Apple is making self-driving car systems but probably won't build its own vehicle, Tim Cook confirms

The company has kept its plans entirely secret until now

Andrew Griffin
Tuesday 13 June 2017 11:28 BST

Apple has spoken about its plans for self-driving cars for the first time.

The company won't be building its own vehicle, boss Tim Cook said. But it's doing something that might be even more important: building technology that can be put into a car to make it able to drive itself.

He said that the company was excited about such developments, including electric cars. For the moment however it is focusing on "autonomous systems", something that Mr Cook said could be used to power self-driving vehicles in the future but a range of different products too.

Asked whether he was worried that Apple was being left behind by more vocal self-driving car companies like Google and Tesla, Mr Cook said that he recognised that disruption was coming – but that Apple was working to deal with it.

"I think there is a major disruption looming there," he told Bloomberg TV. "Not only for self-driving cars, but also the electrification piece. If you've driven an all electric car, it's actually a marvelous experience. And it's a marvelous experience not to stop at the filling station or gas station, whatever you want to call it. Plus you have ride sharing on top of this.
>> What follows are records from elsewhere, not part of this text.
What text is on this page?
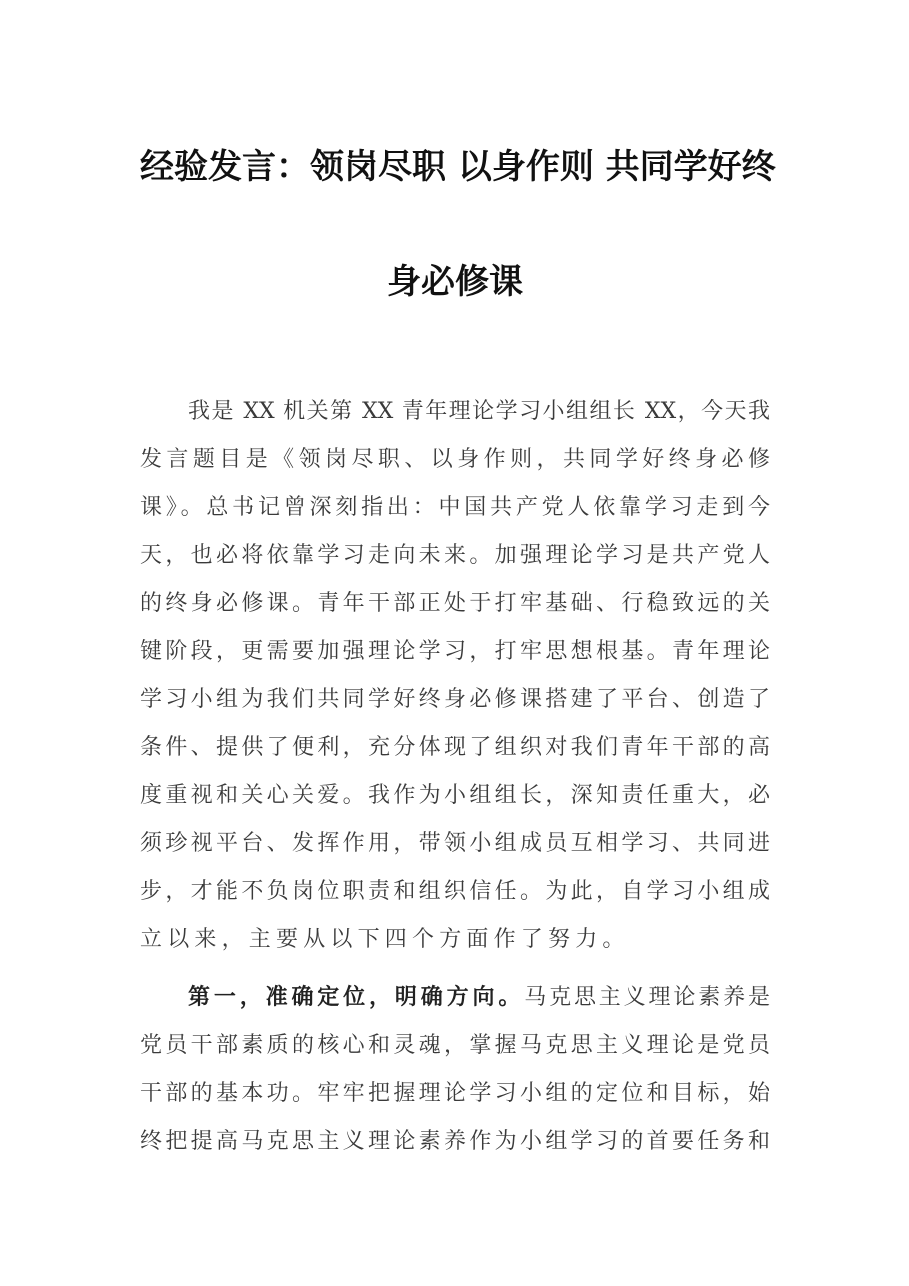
经验发言：领岗尽职 以身作则 共同学好终
身必修课
我是 XX 机关第 XX 青年理论学习小组组长 XX，今天我
发言题目是《领岗尽职、以身作则，共同学好终身必修
课》。总书记曾深刻指出：中国共产党人依靠学习走到今
天，也必将依靠学习走向未来。加强理论学习是共产党人
的终身必修课。青年干部正处于打牢基础、行稳致远的关
键阶段，更需要加强理论学习，打牢思想根基。青年理论
学习小组为我们共同学好终身必修课搭建了平台、创造了
条件、提供了便利，充分体现了组织对我们青年干部的高
度重视和关心关爱。我作为小组组长，深知责任重大，必
须珍视平台、发挥作用，带领小组成员互相学习、共同进
步，才能不负岗位职责和组织信任。为此，自学习小组成
立以来，主要从以下四个方面作了努力。
第一，准确定位，明确方向。马克思主义理论素养是
党员干部素质的核心和灵魂，掌握马克思主义理论是党员
干部的基本功。牢牢把握理论学习小组的定位和目标，始
终把提高马克思主义理论素养作为小组学习的首要任务和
So you have got three vectors of change happening generally in the same timeframe.

"So as we look at it, what we're focusing on – what we've talked about focusing on publicly – is we're focusing on autonomous systems. Clearly one purpose of autonomous systems is self-driving cars – there are others.

"We sort of see it as the mother of all AI projects. It's probably one of the most difficult AI projects to work on. Autonomy is something that's incredibly exciting for us."

Mr Cook wasn't clear what form the company's self-driving projects would take. But he made reference to developing the "core technology" needed – Apple tends to use the word "core" for technologies that are integrated into its products but that can be used by other developers in their own projects.

As such, it may be that the company would allow car companies to buy either the software or an entire piece of hardware to go into their cars. But Mr Cook wouldn't say what would actually be available for people to purchase.

"We're really not saying from a product point of view what we'll do," he said. "But we are saying it will be a core technology that we view as important."